Aun así, Feyd al Saud no dio su brazo a torcer.

—¿Lo crees sensato, Jason?

—Me temo que en este momento no hay sitio para la sensatez —contestó Bourne—. Karim se ha colocado en una situación de tal poder dentro de la CIA que es prácticamente intocable. Tengo que acercarme a él por otra vía.

—Entonces espero que tengas un plan.

—Yo siempre tengo un plan.

—Está bien. Mi médico se ocupará de tu amigo.

—No —respondió Bourne—. Martin viene conmigo.

Feyd al Saud reconoció de nuevo el tono acerado de su voz.

—Entonces diré a mi médico que os acompañe.

—Gracias —dijo Bourne.

Feyd al Saud y Jason ayudaron a Martin Lindros a subir al helicóptero. Mientras Bourne daba órdenes al piloto de Fadi, el jefe de seguridad saudí ordenó salir a su guardia del helicóptero y se arrodilló para ayudar al médico a acomodar a Lindros lo mejor posible.

—¿Cuánto tiempo le queda? —dijo Feyd al Saud en voz baja. Estaba claro que Lindros agonizaba.

El médico alzó los hombros.

—Una hora, más o menos.

Bourne había acabado de hablar con el piloto y éste ocupó su asiento.

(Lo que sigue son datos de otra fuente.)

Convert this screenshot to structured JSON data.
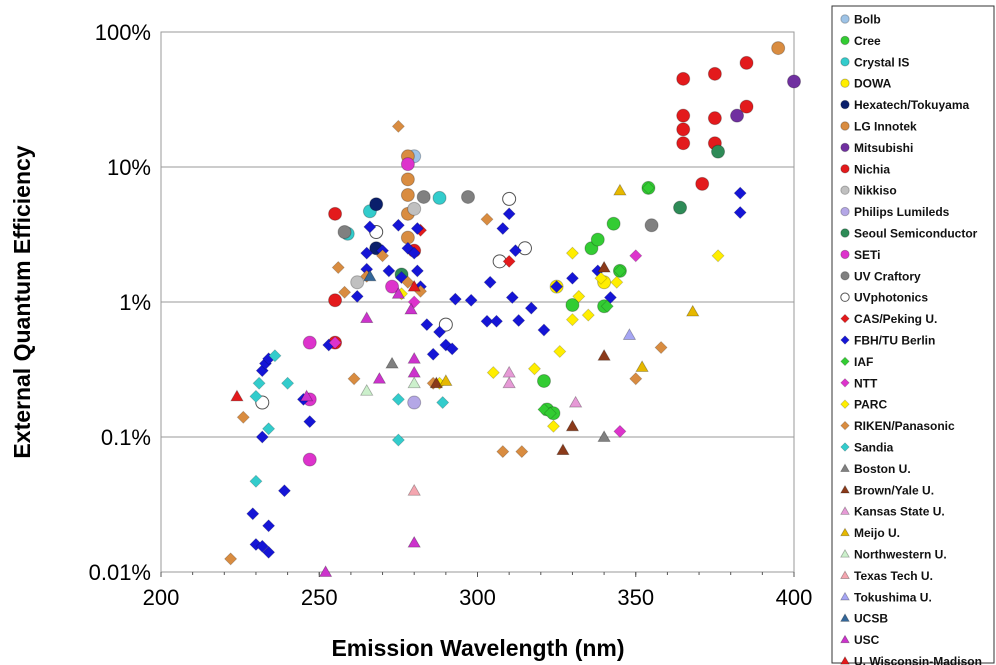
{
  "chart_data": {
    "type": "scatter",
    "title": "",
    "xlabel": "Emission Wavelength (nm)",
    "ylabel": "External Quantum Efficiency",
    "xlim": [
      200,
      400
    ],
    "ylim": [
      0.01,
      100
    ],
    "y_scale": "log",
    "x_ticks": [
      "200",
      "250",
      "300",
      "350",
      "400"
    ],
    "y_ticks": [
      "0.01%",
      "0.1%",
      "1%",
      "10%",
      "100%"
    ],
    "grid": "horizontal",
    "legend_position": "right",
    "series": [
      {
        "name": "Bolb",
        "marker": "circle",
        "color": "#9ec3e6",
        "points": [
          [
            280,
            12
          ]
        ]
      },
      {
        "name": "Cree",
        "marker": "circle",
        "color": "#33cc33",
        "points": [
          [
            321,
            0.26
          ],
          [
            322,
            0.16
          ],
          [
            324,
            0.15
          ],
          [
            330,
            0.95
          ],
          [
            336,
            2.5
          ],
          [
            338,
            2.9
          ],
          [
            343,
            3.8
          ],
          [
            340,
            0.93
          ],
          [
            345,
            1.7
          ],
          [
            354,
            7
          ]
        ]
      },
      {
        "name": "Crystal IS",
        "marker": "circle",
        "color": "#33cccc",
        "points": [
          [
            259,
            3.2
          ],
          [
            266,
            4.7
          ],
          [
            288,
            5.9
          ]
        ]
      },
      {
        "name": "DOWA",
        "marker": "circle",
        "color": "#ffee00",
        "points": [
          [
            325,
            1.3
          ],
          [
            340,
            1.4
          ]
        ]
      },
      {
        "name": "Hexatech/Tokuyama",
        "marker": "circle",
        "color": "#0a1f6b",
        "points": [
          [
            268,
            5.3
          ],
          [
            268,
            2.5
          ]
        ]
      },
      {
        "name": "LG Innotek",
        "marker": "circle",
        "color": "#d98c40",
        "points": [
          [
            278,
            12
          ],
          [
            278,
            8.1
          ],
          [
            278,
            6.2
          ],
          [
            278,
            4.5
          ],
          [
            278,
            3
          ],
          [
            395,
            76
          ]
        ]
      },
      {
        "name": "Mitsubishi",
        "marker": "circle",
        "color": "#7030a0",
        "points": [
          [
            382,
            24
          ],
          [
            400,
            43
          ]
        ]
      },
      {
        "name": "Nichia",
        "marker": "circle",
        "color": "#e31a1c",
        "points": [
          [
            255,
            4.5
          ],
          [
            255,
            1.03
          ],
          [
            255,
            0.5
          ],
          [
            280,
            2.4
          ],
          [
            365,
            45
          ],
          [
            365,
            24
          ],
          [
            365,
            19
          ],
          [
            365,
            15
          ],
          [
            375,
            49
          ],
          [
            375,
            23
          ],
          [
            375,
            15
          ],
          [
            385,
            59
          ],
          [
            385,
            28
          ],
          [
            371,
            7.5
          ]
        ]
      },
      {
        "name": "Nikkiso",
        "marker": "circle",
        "color": "#c0c0c0",
        "points": [
          [
            262,
            1.4
          ],
          [
            280,
            4.9
          ]
        ]
      },
      {
        "name": "Philips Lumileds",
        "marker": "circle",
        "color": "#b4a7e6",
        "points": [
          [
            280,
            0.18
          ]
        ]
      },
      {
        "name": "Seoul Semiconductor",
        "marker": "circle",
        "color": "#2e8b57",
        "points": [
          [
            276,
            1.6
          ],
          [
            364,
            5
          ],
          [
            376,
            13
          ]
        ]
      },
      {
        "name": "SETi",
        "marker": "circle",
        "color": "#dd33cc",
        "points": [
          [
            247,
            0.5
          ],
          [
            247,
            0.19
          ],
          [
            247,
            0.068
          ],
          [
            273,
            1.3
          ],
          [
            278,
            10.5
          ]
        ]
      },
      {
        "name": "UV Craftory",
        "marker": "circle",
        "color": "#808080",
        "points": [
          [
            258,
            3.3
          ],
          [
            283,
            6
          ],
          [
            297,
            6
          ],
          [
            355,
            3.7
          ]
        ]
      },
      {
        "name": "UVphotonics",
        "marker": "circle",
        "color": "#ffffff",
        "points": [
          [
            232,
            0.18
          ],
          [
            268,
            3.3
          ],
          [
            290,
            0.68
          ],
          [
            307,
            2
          ],
          [
            310,
            5.8
          ],
          [
            315,
            2.5
          ]
        ]
      },
      {
        "name": "CAS/Peking U.",
        "marker": "diamond",
        "color": "#e31a1c",
        "points": [
          [
            282,
            3.4
          ],
          [
            310,
            2
          ]
        ]
      },
      {
        "name": "FBH/TU Berlin",
        "marker": "diamond",
        "color": "#1515d6",
        "points": [
          [
            230,
            0.016
          ],
          [
            229,
            0.027
          ],
          [
            232,
            0.0155
          ],
          [
            234,
            0.022
          ],
          [
            234,
            0.014
          ],
          [
            239,
            0.04
          ],
          [
            232,
            0.1
          ],
          [
            232,
            0.31
          ],
          [
            233,
            0.35
          ],
          [
            234,
            0.38
          ],
          [
            245,
            0.19
          ],
          [
            247,
            0.13
          ],
          [
            253,
            0.48
          ],
          [
            262,
            1.1
          ],
          [
            265,
            1.75
          ],
          [
            265,
            2.3
          ],
          [
            266,
            3.6
          ],
          [
            270,
            2.4
          ],
          [
            272,
            1.7
          ],
          [
            275,
            3.7
          ],
          [
            276,
            1.52
          ],
          [
            278,
            2.5
          ],
          [
            280,
            2.3
          ],
          [
            281,
            1.7
          ],
          [
            281,
            3.5
          ],
          [
            282,
            1.3
          ],
          [
            284,
            0.68
          ],
          [
            286,
            0.41
          ],
          [
            288,
            0.6
          ],
          [
            290,
            0.48
          ],
          [
            292,
            0.45
          ],
          [
            293,
            1.05
          ],
          [
            298,
            1.03
          ],
          [
            303,
            0.72
          ],
          [
            304,
            1.4
          ],
          [
            306,
            0.72
          ],
          [
            308,
            3.5
          ],
          [
            310,
            4.5
          ],
          [
            311,
            1.08
          ],
          [
            312,
            2.4
          ],
          [
            313,
            0.73
          ],
          [
            317,
            0.9
          ],
          [
            321,
            0.62
          ],
          [
            325,
            1.3
          ],
          [
            330,
            1.5
          ],
          [
            338,
            1.7
          ],
          [
            342,
            1.08
          ],
          [
            383,
            6.4
          ],
          [
            383,
            4.6
          ]
        ]
      },
      {
        "name": "IAF",
        "marker": "diamond",
        "color": "#33cc33",
        "points": [
          [
            321,
            0.16
          ],
          [
            323,
            0.15
          ],
          [
            341,
            0.93
          ],
          [
            345,
            1.7
          ],
          [
            354,
            7
          ]
        ]
      },
      {
        "name": "NTT",
        "marker": "diamond",
        "color": "#dd33cc",
        "points": [
          [
            255,
            0.5
          ],
          [
            280,
            1
          ],
          [
            345,
            0.11
          ],
          [
            350,
            2.2
          ]
        ]
      },
      {
        "name": "PARC",
        "marker": "diamond",
        "color": "#ffee00",
        "points": [
          [
            276,
            1.15
          ],
          [
            288,
            0.25
          ],
          [
            305,
            0.3
          ],
          [
            318,
            0.32
          ],
          [
            324,
            0.12
          ],
          [
            326,
            0.43
          ],
          [
            330,
            0.74
          ],
          [
            330,
            2.3
          ],
          [
            332,
            1.1
          ],
          [
            335,
            0.8
          ],
          [
            339,
            1.5
          ],
          [
            344,
            1.4
          ],
          [
            376,
            2.2
          ]
        ]
      },
      {
        "name": "RIKEN/Panasonic",
        "marker": "diamond",
        "color": "#d98c40",
        "points": [
          [
            222,
            0.0125
          ],
          [
            226,
            0.14
          ],
          [
            256,
            1.8
          ],
          [
            258,
            1.18
          ],
          [
            261,
            0.27
          ],
          [
            265,
            1.55
          ],
          [
            270,
            2.2
          ],
          [
            275,
            20
          ],
          [
            278,
            1.4
          ],
          [
            282,
            1.2
          ],
          [
            286,
            0.25
          ],
          [
            303,
            4.1
          ],
          [
            308,
            0.078
          ],
          [
            314,
            0.078
          ],
          [
            350,
            0.27
          ],
          [
            358,
            0.46
          ]
        ]
      },
      {
        "name": "Sandia",
        "marker": "diamond",
        "color": "#33cccc",
        "points": [
          [
            230,
            0.2
          ],
          [
            231,
            0.25
          ],
          [
            234,
            0.115
          ],
          [
            236,
            0.4
          ],
          [
            240,
            0.25
          ],
          [
            275,
            0.19
          ],
          [
            275,
            0.095
          ],
          [
            289,
            0.18
          ],
          [
            230,
            0.047
          ]
        ]
      },
      {
        "name": "Boston U.",
        "marker": "triangle",
        "color": "#808080",
        "points": [
          [
            273,
            0.35
          ],
          [
            340,
            0.1
          ]
        ]
      },
      {
        "name": "Brown/Yale U.",
        "marker": "triangle",
        "color": "#8b3a1a",
        "points": [
          [
            287,
            0.25
          ],
          [
            327,
            0.08
          ],
          [
            330,
            0.12
          ],
          [
            340,
            0.4
          ],
          [
            340,
            1.8
          ]
        ]
      },
      {
        "name": "Kansas State U.",
        "marker": "triangle",
        "color": "#e69ad6",
        "points": [
          [
            310,
            0.3
          ],
          [
            310,
            0.25
          ],
          [
            331,
            0.18
          ]
        ]
      },
      {
        "name": "Meijo U.",
        "marker": "triangle",
        "color": "#e6b800",
        "points": [
          [
            290,
            0.26
          ],
          [
            345,
            6.7
          ],
          [
            352,
            0.33
          ],
          [
            368,
            0.85
          ]
        ]
      },
      {
        "name": "Northwestern U.",
        "marker": "triangle",
        "color": "#ccf0cc",
        "points": [
          [
            265,
            0.22
          ],
          [
            280,
            0.25
          ]
        ]
      },
      {
        "name": "Texas Tech U.",
        "marker": "triangle",
        "color": "#f4a6b0",
        "points": [
          [
            280,
            0.04
          ]
        ]
      },
      {
        "name": "Tokushima U.",
        "marker": "triangle",
        "color": "#a6a6f4",
        "points": [
          [
            348,
            0.57
          ]
        ]
      },
      {
        "name": "UCSB",
        "marker": "triangle",
        "color": "#336699",
        "points": [
          [
            266,
            1.55
          ]
        ]
      },
      {
        "name": "USC",
        "marker": "triangle",
        "color": "#cc33cc",
        "points": [
          [
            246,
            0.2
          ],
          [
            252,
            0.01
          ],
          [
            265,
            0.76
          ],
          [
            269,
            0.27
          ],
          [
            275,
            1.15
          ],
          [
            279,
            0.88
          ],
          [
            280,
            0.0165
          ],
          [
            280,
            0.38
          ],
          [
            280,
            0.3
          ]
        ]
      },
      {
        "name": "U. Wisconsin-Madison",
        "marker": "triangle",
        "color": "#e31a1c",
        "points": [
          [
            224,
            0.2
          ],
          [
            280,
            1.3
          ]
        ]
      }
    ]
  }
}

—Necesito que hagas algo por mí.

Feyd al Saud se levantó.

—Tú dirás, amigo mío.

—Primero, necesito un teléfono. El mío está muerto.

Uno de los saudíes pasó un teléfono al jefe de seguridad. Bourne insertó en él el chip que contenía todos los números de su agenda.

—Gracias. Ahora quiero que llames a tus contactos en el Gobierno de Estados Unidos y les digas que el avión que voy a tomar es saudí y va en misión diplomática. En cuanto hable con el piloto te mandaré el plan de vuelo. No quiero problemas con Aduanas e Inmigración.

—Considéralo hecho.

—Luego quiero que llames a la CIA y les digas lo mismo, pero dales una hora estimada de llegada cuarenta minutos posterior a la que te dé cuando el piloto haya comprobado las condiciones meteorológicas.

—Pero si llamo a la CIA alertaré al impostor…

—Sí —dijo Bourne—. Eso es.

Feyd al Saud contrajo la cara, preocupado.

—Estás jugando a un juego muy peligroso, Jason. —Tras advertir a su amigo, le abrazó calurosamente—. Alá te ha dado alas. Que Él te proteja en tu misión.

Besó a Bourne en ambas mejillas y después, inclinándose, salió del helicóptero. El piloto pulsó un interruptor que retiró la cubierta de camuflaje del helipuerto. Cuando estuvo seguro de que el personal de tierra se había retirado del rotor, encendió el motor.

Bourne se arrodilló junto a Lindros y tomó su mano. Martin abrió su ojo, parpadeando. Le miró, sonrió con lo que le quedaba de boca y apretó con fuerza su mano.

Bourne sintió que se le saltaban las lágrimas. Haciendo un esfuerzo, las refrenó.

—Fadi ha muerto, Martin —dijo, haciéndose oír por encima del estruendo cada vez más fuerte—. Has cumplido tu deseo. Eres un héroe.